TEMPO.CO, Jakarta - Komisi Pemberantasan Korupsi memeriksa asisten pribadi Menteri Pemuda dan Olahraga Imam Nahrawi, Miftahul Ulum dalam kasus dugaan suap terkait dana hibah ke Komite Olahraga Nasional Indonesia (KONI). KPK menduga peran Mifathul signifikan dalam kasus dana hibah KONI ini.
Baca: Lima Fakta Kasus Suap Dana Hibah Kemenpora oleh Pengurus KONI
"Saya belum bisa simpulkan, tapi indikasinya memang peran yang bersangkutan signifikan," kata dia di kantornya, Jakarta, Rabu, 19 Desember 2018.

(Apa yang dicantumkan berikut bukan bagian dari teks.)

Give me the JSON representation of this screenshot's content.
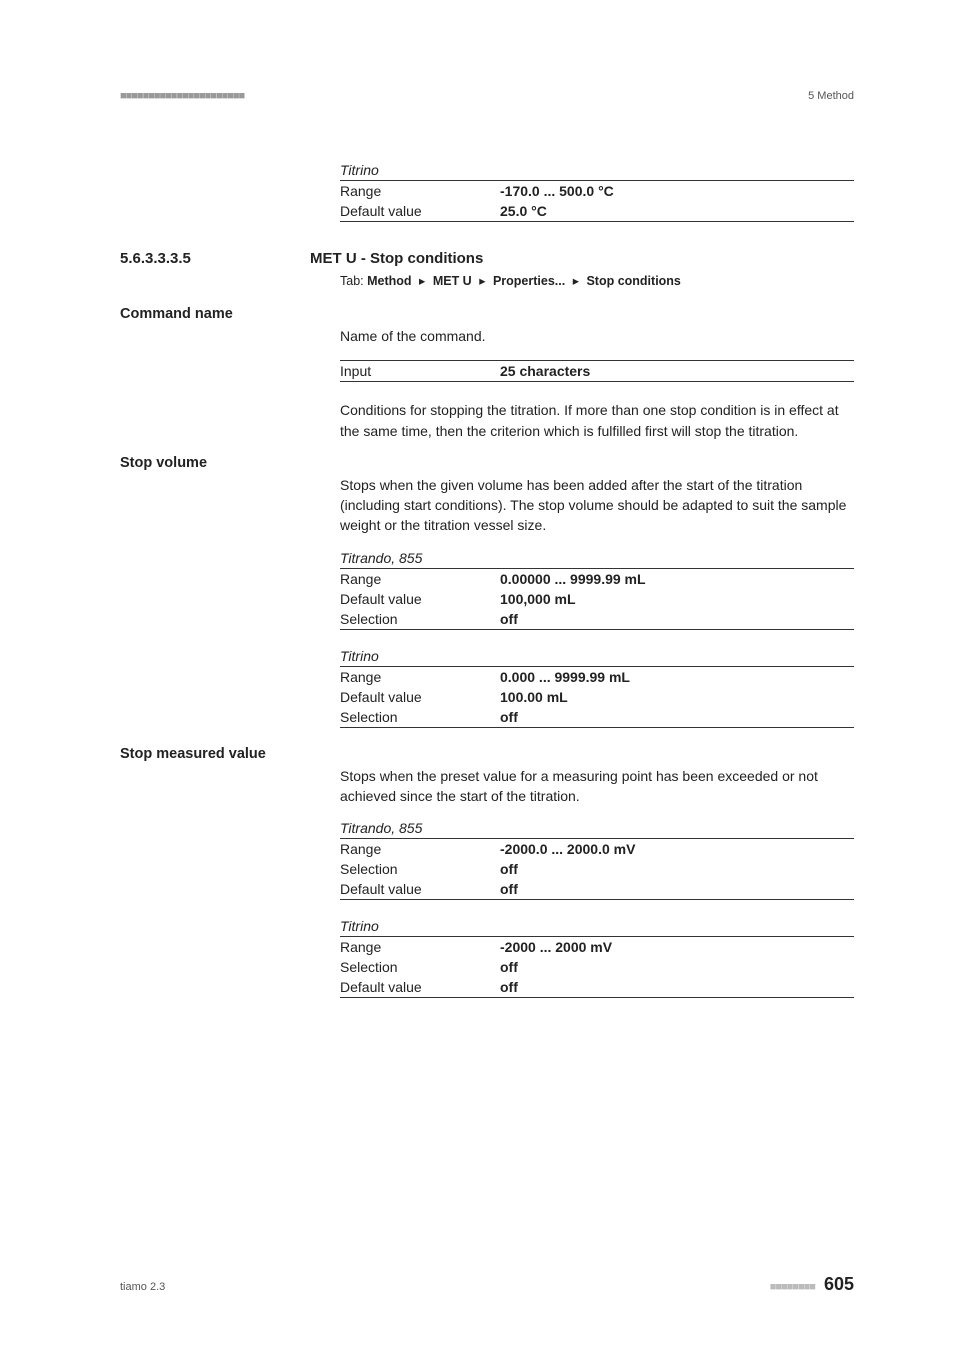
{
  "header": {
    "dashes": "■■■■■■■■■■■■■■■■■■■■■■",
    "chapter": "5 Method"
  },
  "titrino_range_initial": {
    "label": "Titrino",
    "rows": [
      {
        "key": "Range",
        "val": "-170.0 ... 500.0 °C"
      },
      {
        "key": "Default value",
        "val": "25.0 °C"
      }
    ]
  },
  "section": {
    "num": "5.6.3.3.3.5",
    "title": "MET U - Stop conditions",
    "tab_label": "Tab:",
    "crumbs": [
      "Method",
      "MET U",
      "Properties...",
      "Stop conditions"
    ],
    "sep": "▸"
  },
  "command_name": {
    "label": "Command name",
    "desc": "Name of the command.",
    "input_row": {
      "key": "Input",
      "val": "25 characters"
    },
    "after": "Conditions for stopping the titration. If more than one stop condition is in effect at the same time, then the criterion which is fulfilled first will stop the titration."
  },
  "stop_volume": {
    "label": "Stop volume",
    "desc": "Stops when the given volume has been added after the start of the titration (including start conditions). The stop volume should be adapted to suit the sample weight or the titration vessel size.",
    "table_a": {
      "caption": "Titrando, 855",
      "rows": [
        {
          "key": "Range",
          "val": "0.00000 ... 9999.99 mL"
        },
        {
          "key": "Default value",
          "val": "100,000 mL"
        },
        {
          "key": "Selection",
          "val": "off"
        }
      ]
    },
    "table_b": {
      "caption": "Titrino",
      "rows": [
        {
          "key": "Range",
          "val": "0.000 ... 9999.99 mL"
        },
        {
          "key": "Default value",
          "val": "100.00 mL"
        },
        {
          "key": "Selection",
          "val": "off"
        }
      ]
    }
  },
  "stop_measured": {
    "label": "Stop measured value",
    "desc": "Stops when the preset value for a measuring point has been exceeded or not achieved since the start of the titration.",
    "table_a": {
      "caption": "Titrando, 855",
      "rows": [
        {
          "key": "Range",
          "val": "-2000.0 ... 2000.0 mV"
        },
        {
          "key": "Selection",
          "val": "off"
        },
        {
          "key": "Default value",
          "val": "off"
        }
      ]
    },
    "table_b": {
      "caption": "Titrino",
      "rows": [
        {
          "key": "Range",
          "val": "-2000 ... 2000 mV"
        },
        {
          "key": "Selection",
          "val": "off"
        },
        {
          "key": "Default value",
          "val": "off"
        }
      ]
    }
  },
  "footer": {
    "left": "tiamo 2.3",
    "dashes": "■■■■■■■■",
    "page": "605"
  }
}
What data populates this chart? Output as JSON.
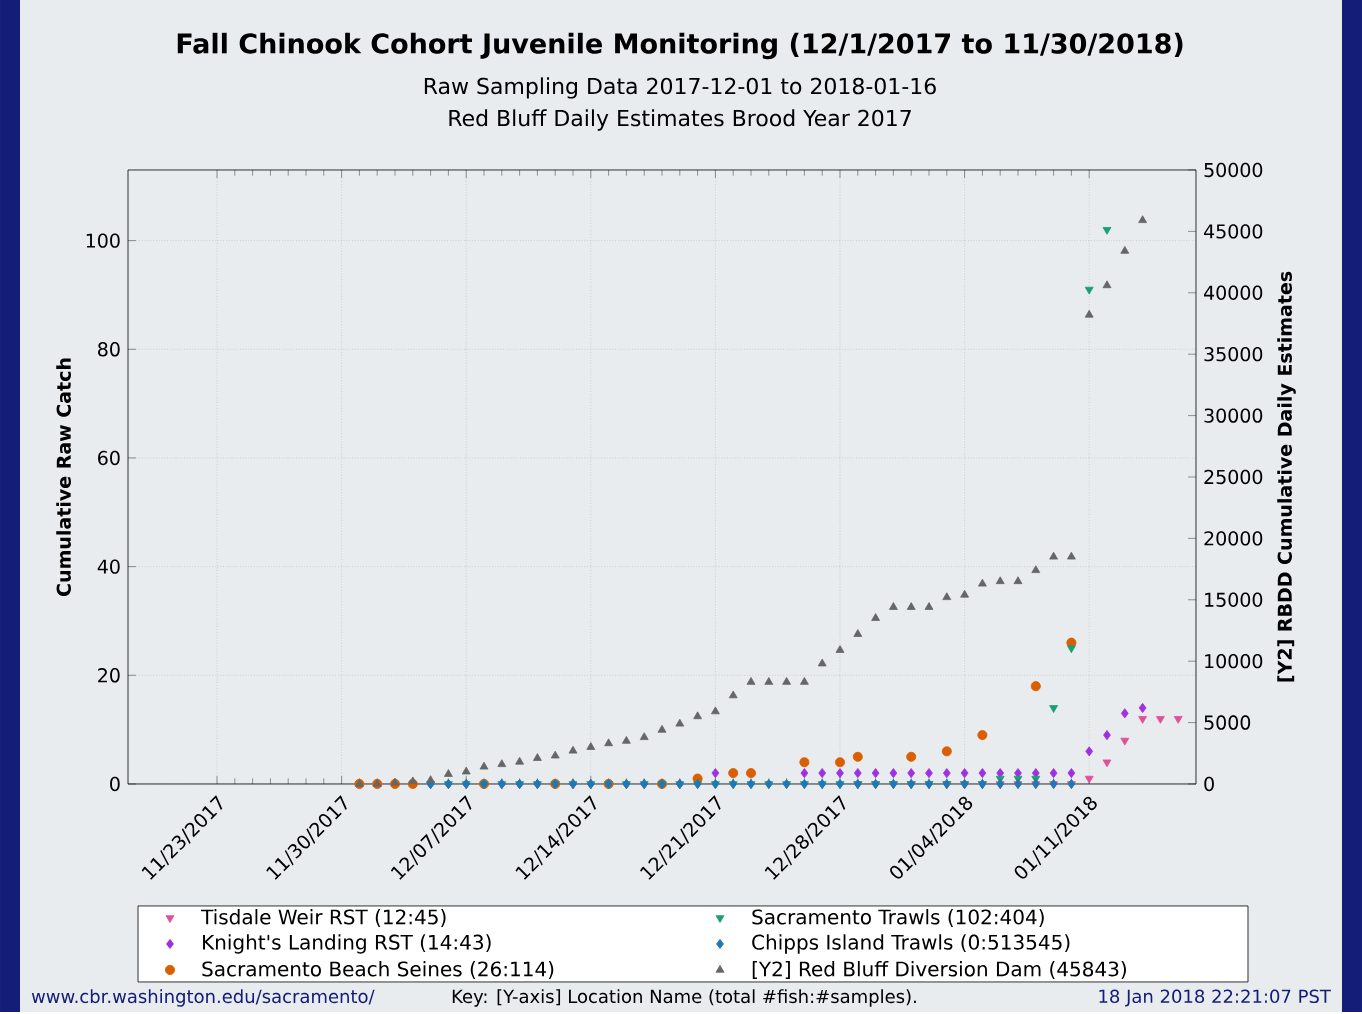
{
  "chart_data": {
    "type": "scatter",
    "title": "Fall Chinook Cohort Juvenile Monitoring (12/1/2017 to 11/30/2018)",
    "subtitle": [
      "Raw Sampling Data 2017-12-01 to 2018-01-16",
      "Red Bluff Daily Estimates Brood Year 2017"
    ],
    "ylabel": "Cumulative Raw Catch",
    "y2label": "[Y2] RBDD Cumulative Daily Estimates",
    "x": [
      "2017-12-01",
      "2017-12-02",
      "2017-12-03",
      "2017-12-04",
      "2017-12-05",
      "2017-12-06",
      "2017-12-07",
      "2017-12-08",
      "2017-12-09",
      "2017-12-10",
      "2017-12-11",
      "2017-12-12",
      "2017-12-13",
      "2017-12-14",
      "2017-12-15",
      "2017-12-16",
      "2017-12-17",
      "2017-12-18",
      "2017-12-19",
      "2017-12-20",
      "2017-12-21",
      "2017-12-22",
      "2017-12-23",
      "2017-12-24",
      "2017-12-25",
      "2017-12-26",
      "2017-12-27",
      "2017-12-28",
      "2017-12-29",
      "2017-12-30",
      "2017-12-31",
      "2018-01-01",
      "2018-01-02",
      "2018-01-03",
      "2018-01-04",
      "2018-01-05",
      "2018-01-06",
      "2018-01-07",
      "2018-01-08",
      "2018-01-09",
      "2018-01-10",
      "2018-01-11",
      "2018-01-12",
      "2018-01-13",
      "2018-01-14",
      "2018-01-15",
      "2018-01-16"
    ],
    "series": [
      {
        "name": "Tisdale Weir RST (12:45)",
        "color": "#e0509a",
        "marker": "triangle",
        "values": [
          null,
          null,
          null,
          null,
          null,
          null,
          null,
          null,
          null,
          null,
          null,
          null,
          null,
          null,
          null,
          null,
          null,
          null,
          null,
          null,
          null,
          null,
          null,
          null,
          null,
          null,
          null,
          null,
          0,
          0,
          0,
          0,
          0,
          0,
          0,
          0,
          0,
          0,
          0,
          0,
          0,
          1,
          4,
          8,
          12,
          12,
          12
        ]
      },
      {
        "name": "Knight's Landing RST (14:43)",
        "color": "#a030e0",
        "marker": "diamond",
        "values": [
          null,
          null,
          null,
          null,
          0,
          0,
          0,
          null,
          0,
          0,
          0,
          null,
          0,
          0,
          null,
          0,
          0,
          null,
          0,
          null,
          2,
          null,
          null,
          null,
          null,
          2,
          2,
          2,
          2,
          2,
          2,
          2,
          2,
          2,
          2,
          2,
          2,
          2,
          2,
          2,
          2,
          6,
          9,
          13,
          14,
          null,
          null
        ]
      },
      {
        "name": "Sacramento Beach Seines (26:114)",
        "color": "#d95f02",
        "marker": "circle",
        "values": [
          0,
          0,
          0,
          0,
          null,
          null,
          null,
          0,
          null,
          null,
          null,
          0,
          null,
          null,
          0,
          null,
          null,
          0,
          null,
          1,
          null,
          2,
          2,
          null,
          null,
          4,
          null,
          4,
          5,
          null,
          null,
          5,
          null,
          6,
          null,
          9,
          null,
          null,
          18,
          null,
          26,
          null,
          null,
          null,
          null,
          null,
          null
        ]
      },
      {
        "name": "Sacramento Trawls (102:404)",
        "color": "#1b9e77",
        "marker": "triangle",
        "values": [
          null,
          null,
          null,
          null,
          0,
          0,
          0,
          0,
          0,
          0,
          0,
          0,
          0,
          0,
          0,
          0,
          0,
          0,
          0,
          0,
          0,
          0,
          0,
          0,
          0,
          0,
          0,
          0,
          0,
          0,
          0,
          0,
          0,
          0,
          0,
          0,
          1,
          1,
          1,
          14,
          25,
          91,
          102,
          null,
          null,
          null,
          null
        ]
      },
      {
        "name": "Chipps Island Trawls (0:513545)",
        "color": "#1f78b4",
        "marker": "diamond",
        "values": [
          null,
          null,
          null,
          null,
          0,
          0,
          0,
          0,
          0,
          0,
          0,
          0,
          0,
          0,
          0,
          0,
          0,
          0,
          0,
          0,
          0,
          0,
          0,
          0,
          0,
          0,
          0,
          0,
          0,
          0,
          0,
          0,
          0,
          0,
          0,
          0,
          0,
          0,
          0,
          0,
          0,
          null,
          null,
          null,
          null,
          null,
          null
        ]
      },
      {
        "name": "[Y2] Red Bluff Diversion Dam (45843)",
        "color": "#666666",
        "marker": "triangle",
        "axis": "y2",
        "values": [
          0,
          0,
          100,
          200,
          300,
          800,
          1000,
          1400,
          1600,
          1800,
          2100,
          2300,
          2700,
          3000,
          3300,
          3500,
          3800,
          4400,
          4900,
          5500,
          5900,
          7200,
          8300,
          8300,
          8300,
          8300,
          9800,
          10900,
          12200,
          13500,
          14400,
          14400,
          14400,
          15200,
          15400,
          16300,
          16500,
          16500,
          17400,
          18500,
          18500,
          38200,
          40600,
          43400,
          45900,
          null,
          null
        ]
      }
    ],
    "xlim": [
      "2017-11-18",
      "2018-01-17"
    ],
    "xticks": [
      {
        "value": "2017-11-23",
        "label": "11/23/2017"
      },
      {
        "value": "2017-11-30",
        "label": "11/30/2017"
      },
      {
        "value": "2017-12-07",
        "label": "12/07/2017"
      },
      {
        "value": "2017-12-14",
        "label": "12/14/2017"
      },
      {
        "value": "2017-12-21",
        "label": "12/21/2017"
      },
      {
        "value": "2017-12-28",
        "label": "12/28/2017"
      },
      {
        "value": "2018-01-04",
        "label": "01/04/2018"
      },
      {
        "value": "2018-01-11",
        "label": "01/11/2018"
      }
    ],
    "ylim": [
      0,
      113
    ],
    "yticks": [
      0,
      20,
      40,
      60,
      80,
      100
    ],
    "y2lim": [
      0,
      50000
    ],
    "y2ticks": [
      0,
      5000,
      10000,
      15000,
      20000,
      25000,
      30000,
      35000,
      40000,
      45000,
      50000
    ],
    "grid": true,
    "legend": "bottom",
    "annotations": [
      "www.cbr.washington.edu/sacramento/",
      "Key: [Y-axis] Location Name (total #fish:#samples).",
      "18 Jan 2018 22:21:07 PST"
    ]
  }
}
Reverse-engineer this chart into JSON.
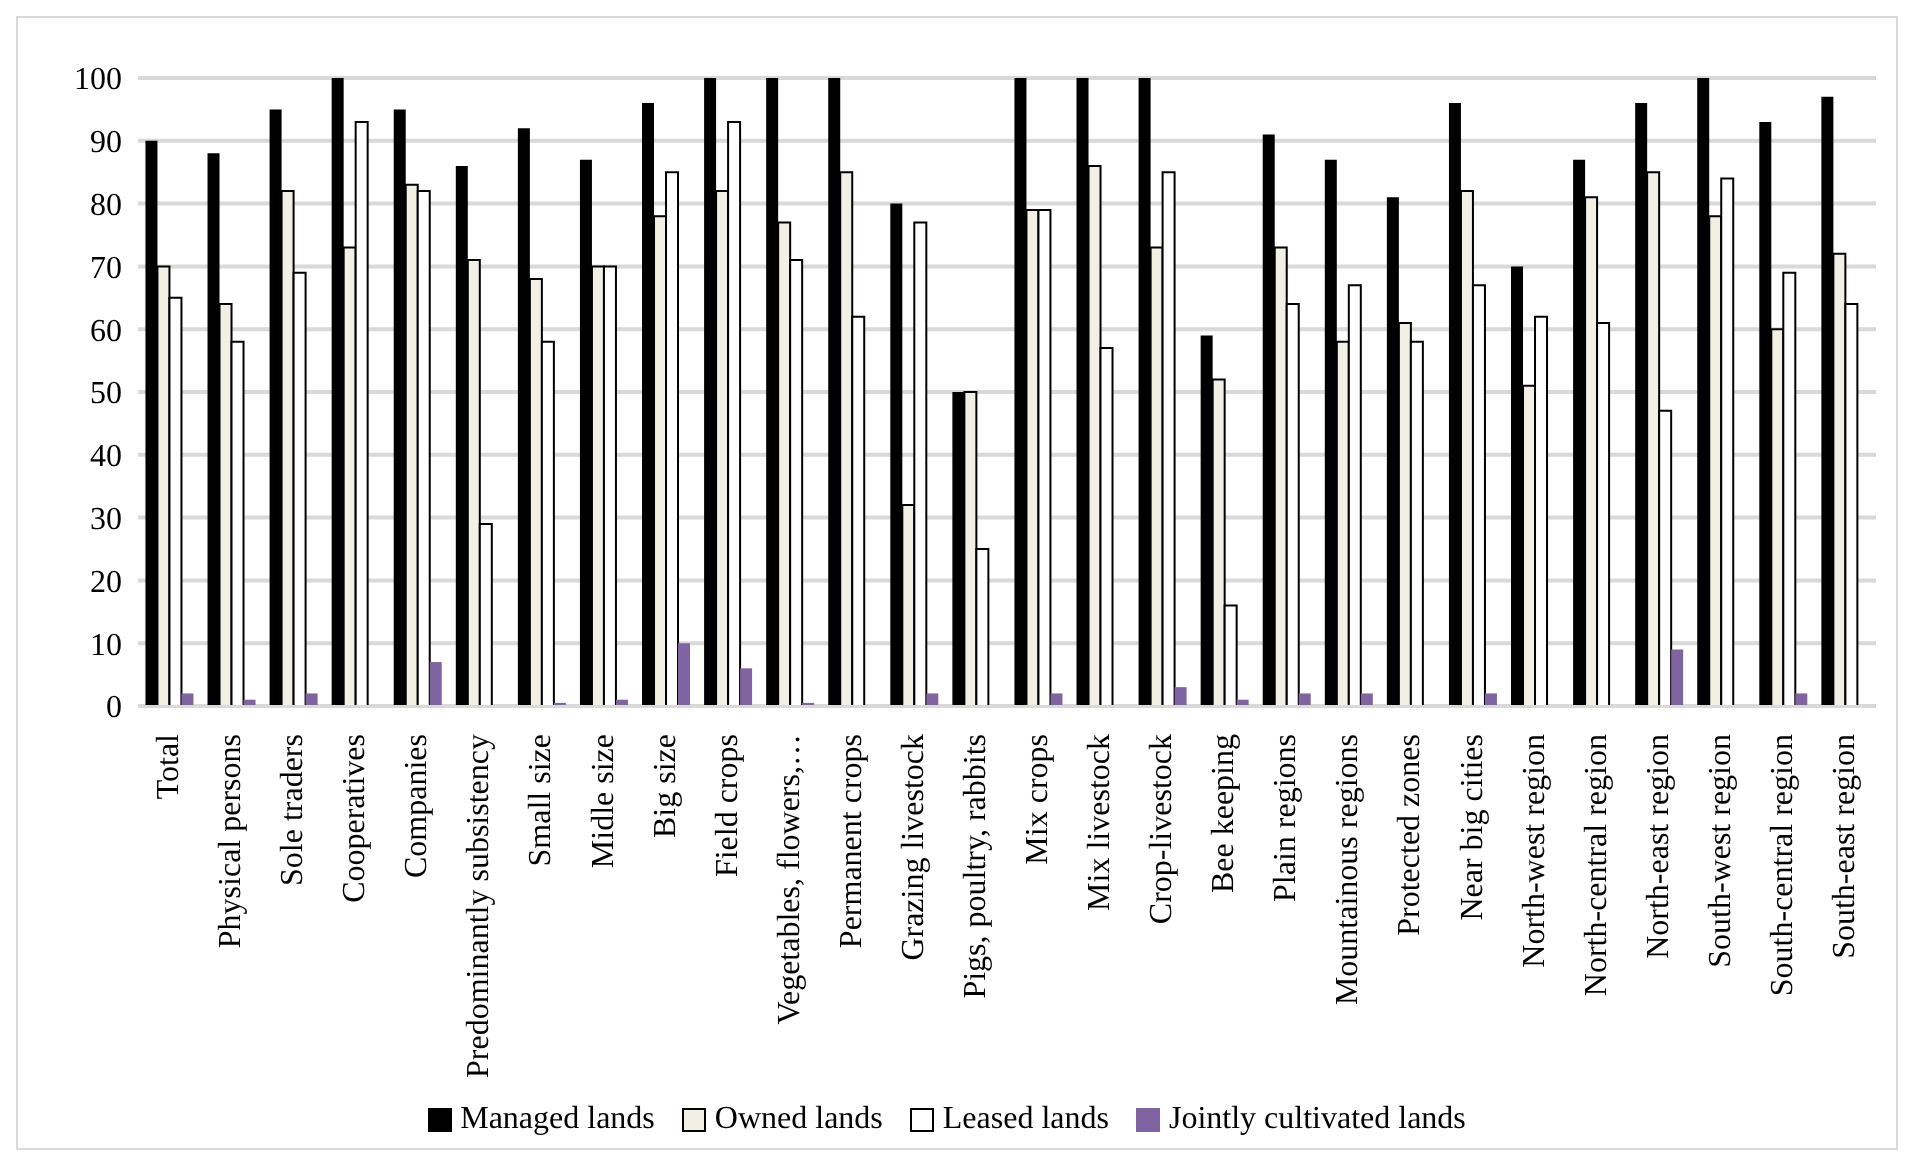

Saut mengatakan pihaknya menemukan sejumlah ketidaksesuaian antara jabatan dan peran yang dilakukan Miftahul. Namun, dia mengatakan masih harus menunggu pemeriksaan. "Kalau kita lihat jabatannya, bisa kita lihat seperti apa peranannya, ada beberapa yang tidak confirm satu sama lain dengan fungsinya," kata Saut.
KPK memeriksa Miftahul beberapa jam setelah melakukan opersi tangkap tangan (OTT) di Kemenpora pada Selasa, 18 Desember 2018. Kabar mengenai pemeriksaanya baru diketahui saat konferensi pers penetapan tersangka kasus tersebut yang dilakukan pada Rabu, 19 Desember 2018 malam. "Saya baru dapat update selain 12 orang yang diperiksa tadi. Yang ditanya memang sudah datang satu lagi, inisial MU (Miftahul Ulum). Masih diperiksa," kata juru bicara KPK, Febri Diansyah, Rabu malam, 19 Desember 2018.
Baca: Begini Akal-akalan Dana Hibah Kemenpora ke KONI dan Modus Suapnya
Dua belas orang yang diperiksa sebelum Miftahul Ulum itu terdiri dari unsur Kemenpora dan KONI. Lima orang di antaranya kemudian ditetapkan sebagai tersangka kasus ini, yakni Sekretaris Jenderal KONI Ending Fuad Hamidy dan Bendahara Umum KONI Jhonny E. Awuy sebagai tersangka pemberi suap.
Sementara yang menjadi tersangka penerima suap adalah Deputi IV Kemenpora Mulyana, pejabat pembuat komitmen di Kemenpora dkk, Adhi Purnomo dan Staf Kementerian Kemenpora dkk, Eko Triyanto.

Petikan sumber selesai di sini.